26 August 2011
Digital Media Ethics
New digital media and technologies of communication confront all of us with both familiar and sometimes novel ethical challenges and questions. This course will first introduce participants to an “ethical toolkit,” – i.e., several philosophical frameworks commonly used for analysis of such challenges and questions. We will explore these frameworks primarily in terms of how they are applied in praxis – i.e., to real-world examples of ethical challenges affiliated with digital media, including: privacy rights; copyright and copyleft; issues of sexuality and pornography online; violence and gratuitous sexuality in computer games; and citizenship in a world of sometimes radically diverse cultures that are increasingly interwoven with one another via computer-mediated communication (think: Mohammed Cartoons). Students will finally choose an issue / topic of their own particular interest for exploration and ethical analysis. Course offered by Department of Media studies, AU.
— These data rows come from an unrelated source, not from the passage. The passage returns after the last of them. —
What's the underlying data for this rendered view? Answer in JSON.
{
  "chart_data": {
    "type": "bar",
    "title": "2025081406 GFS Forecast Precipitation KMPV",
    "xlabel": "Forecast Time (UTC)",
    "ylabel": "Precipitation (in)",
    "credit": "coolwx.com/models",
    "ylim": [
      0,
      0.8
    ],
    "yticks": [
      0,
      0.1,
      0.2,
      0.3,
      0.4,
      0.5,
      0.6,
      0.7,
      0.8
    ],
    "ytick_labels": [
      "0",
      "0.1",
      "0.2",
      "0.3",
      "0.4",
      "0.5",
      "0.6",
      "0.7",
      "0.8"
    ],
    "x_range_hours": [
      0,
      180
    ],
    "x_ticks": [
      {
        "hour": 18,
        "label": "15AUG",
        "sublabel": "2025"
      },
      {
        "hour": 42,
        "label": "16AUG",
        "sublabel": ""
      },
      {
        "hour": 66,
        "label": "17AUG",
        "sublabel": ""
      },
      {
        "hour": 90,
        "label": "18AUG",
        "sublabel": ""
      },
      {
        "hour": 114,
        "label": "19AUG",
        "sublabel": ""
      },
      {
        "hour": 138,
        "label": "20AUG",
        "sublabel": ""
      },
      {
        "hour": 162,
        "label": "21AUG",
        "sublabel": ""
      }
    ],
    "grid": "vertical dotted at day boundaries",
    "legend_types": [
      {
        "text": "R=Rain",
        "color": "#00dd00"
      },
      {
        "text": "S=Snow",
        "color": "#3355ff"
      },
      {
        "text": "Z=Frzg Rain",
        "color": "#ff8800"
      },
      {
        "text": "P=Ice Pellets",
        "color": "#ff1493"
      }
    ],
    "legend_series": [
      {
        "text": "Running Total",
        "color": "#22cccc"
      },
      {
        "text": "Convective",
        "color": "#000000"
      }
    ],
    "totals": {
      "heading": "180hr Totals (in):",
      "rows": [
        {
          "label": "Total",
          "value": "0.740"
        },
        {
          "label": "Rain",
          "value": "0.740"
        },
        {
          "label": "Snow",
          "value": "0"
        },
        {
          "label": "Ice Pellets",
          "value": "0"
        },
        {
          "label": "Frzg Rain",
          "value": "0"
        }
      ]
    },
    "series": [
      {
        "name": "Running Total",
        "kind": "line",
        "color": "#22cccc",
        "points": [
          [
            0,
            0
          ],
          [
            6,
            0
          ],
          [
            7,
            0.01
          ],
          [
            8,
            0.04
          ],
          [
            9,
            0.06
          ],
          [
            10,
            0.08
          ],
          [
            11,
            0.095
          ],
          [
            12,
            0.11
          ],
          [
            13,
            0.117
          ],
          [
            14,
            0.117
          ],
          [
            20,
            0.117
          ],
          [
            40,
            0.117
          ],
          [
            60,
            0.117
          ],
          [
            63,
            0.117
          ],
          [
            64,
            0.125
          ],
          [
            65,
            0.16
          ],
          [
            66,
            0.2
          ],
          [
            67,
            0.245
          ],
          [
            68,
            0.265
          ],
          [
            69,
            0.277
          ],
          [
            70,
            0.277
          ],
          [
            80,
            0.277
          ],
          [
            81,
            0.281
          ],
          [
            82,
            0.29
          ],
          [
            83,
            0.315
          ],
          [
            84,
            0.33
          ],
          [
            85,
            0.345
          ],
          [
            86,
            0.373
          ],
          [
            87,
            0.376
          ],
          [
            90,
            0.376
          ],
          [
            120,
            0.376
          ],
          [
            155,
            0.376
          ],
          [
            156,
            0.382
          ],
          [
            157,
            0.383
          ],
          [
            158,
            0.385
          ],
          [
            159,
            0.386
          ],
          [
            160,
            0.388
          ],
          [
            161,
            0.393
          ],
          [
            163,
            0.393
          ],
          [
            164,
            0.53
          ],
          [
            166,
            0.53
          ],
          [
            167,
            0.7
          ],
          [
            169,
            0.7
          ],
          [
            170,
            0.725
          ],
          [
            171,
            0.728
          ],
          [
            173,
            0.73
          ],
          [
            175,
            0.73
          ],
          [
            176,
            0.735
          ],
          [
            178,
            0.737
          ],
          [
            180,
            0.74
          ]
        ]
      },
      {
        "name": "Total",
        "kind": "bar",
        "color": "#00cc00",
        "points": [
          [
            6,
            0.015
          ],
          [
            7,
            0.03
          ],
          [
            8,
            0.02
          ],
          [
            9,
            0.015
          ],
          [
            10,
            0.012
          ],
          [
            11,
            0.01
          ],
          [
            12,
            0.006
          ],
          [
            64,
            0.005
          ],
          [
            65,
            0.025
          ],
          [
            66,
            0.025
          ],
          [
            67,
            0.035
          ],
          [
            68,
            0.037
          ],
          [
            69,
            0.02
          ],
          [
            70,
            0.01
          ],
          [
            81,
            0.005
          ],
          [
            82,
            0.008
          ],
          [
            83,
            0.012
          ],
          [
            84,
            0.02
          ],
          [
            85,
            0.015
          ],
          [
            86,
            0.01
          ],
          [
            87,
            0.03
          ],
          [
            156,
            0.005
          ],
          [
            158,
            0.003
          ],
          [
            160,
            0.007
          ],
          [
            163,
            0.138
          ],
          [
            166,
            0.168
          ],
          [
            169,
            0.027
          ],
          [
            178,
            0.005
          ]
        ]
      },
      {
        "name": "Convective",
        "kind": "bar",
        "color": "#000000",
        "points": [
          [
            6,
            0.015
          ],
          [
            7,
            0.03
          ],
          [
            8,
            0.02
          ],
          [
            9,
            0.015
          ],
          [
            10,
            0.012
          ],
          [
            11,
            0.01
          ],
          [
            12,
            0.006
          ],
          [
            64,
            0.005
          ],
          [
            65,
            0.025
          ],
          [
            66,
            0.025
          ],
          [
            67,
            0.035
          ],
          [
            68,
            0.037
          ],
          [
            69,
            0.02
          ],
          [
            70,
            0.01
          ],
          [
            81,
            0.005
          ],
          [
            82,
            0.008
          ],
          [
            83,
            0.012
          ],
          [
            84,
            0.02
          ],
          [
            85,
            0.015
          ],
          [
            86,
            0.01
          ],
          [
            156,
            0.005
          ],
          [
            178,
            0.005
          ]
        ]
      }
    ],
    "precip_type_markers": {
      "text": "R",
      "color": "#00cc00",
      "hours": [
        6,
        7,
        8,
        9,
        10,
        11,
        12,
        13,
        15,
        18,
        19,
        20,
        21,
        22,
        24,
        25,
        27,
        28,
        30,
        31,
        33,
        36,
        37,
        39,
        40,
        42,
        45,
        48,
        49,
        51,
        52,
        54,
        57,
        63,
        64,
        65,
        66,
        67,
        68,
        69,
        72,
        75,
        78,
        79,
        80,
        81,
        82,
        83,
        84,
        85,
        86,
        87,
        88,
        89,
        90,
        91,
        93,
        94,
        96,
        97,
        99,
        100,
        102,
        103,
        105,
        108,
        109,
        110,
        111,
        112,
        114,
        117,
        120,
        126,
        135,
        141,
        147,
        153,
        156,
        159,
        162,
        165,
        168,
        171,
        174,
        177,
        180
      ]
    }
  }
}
For graduate students. Undergraduate students with passed 2nd year exam will be accepted, provided the bachelor studies are relevant for this course.
Drawing from both media studies and philosophy (including political philosophy, ethics, and information ethics), the students will be able to:
- examine central ethical challenges raised by digital media and their various uses.
- explore several ethical frameworks often used in analyzing these issues
- gain familiarity in applying these frameworks to a range of ethical issues evoked by digital media - both those already well-studied and new emerging issues, including those brought forward by students.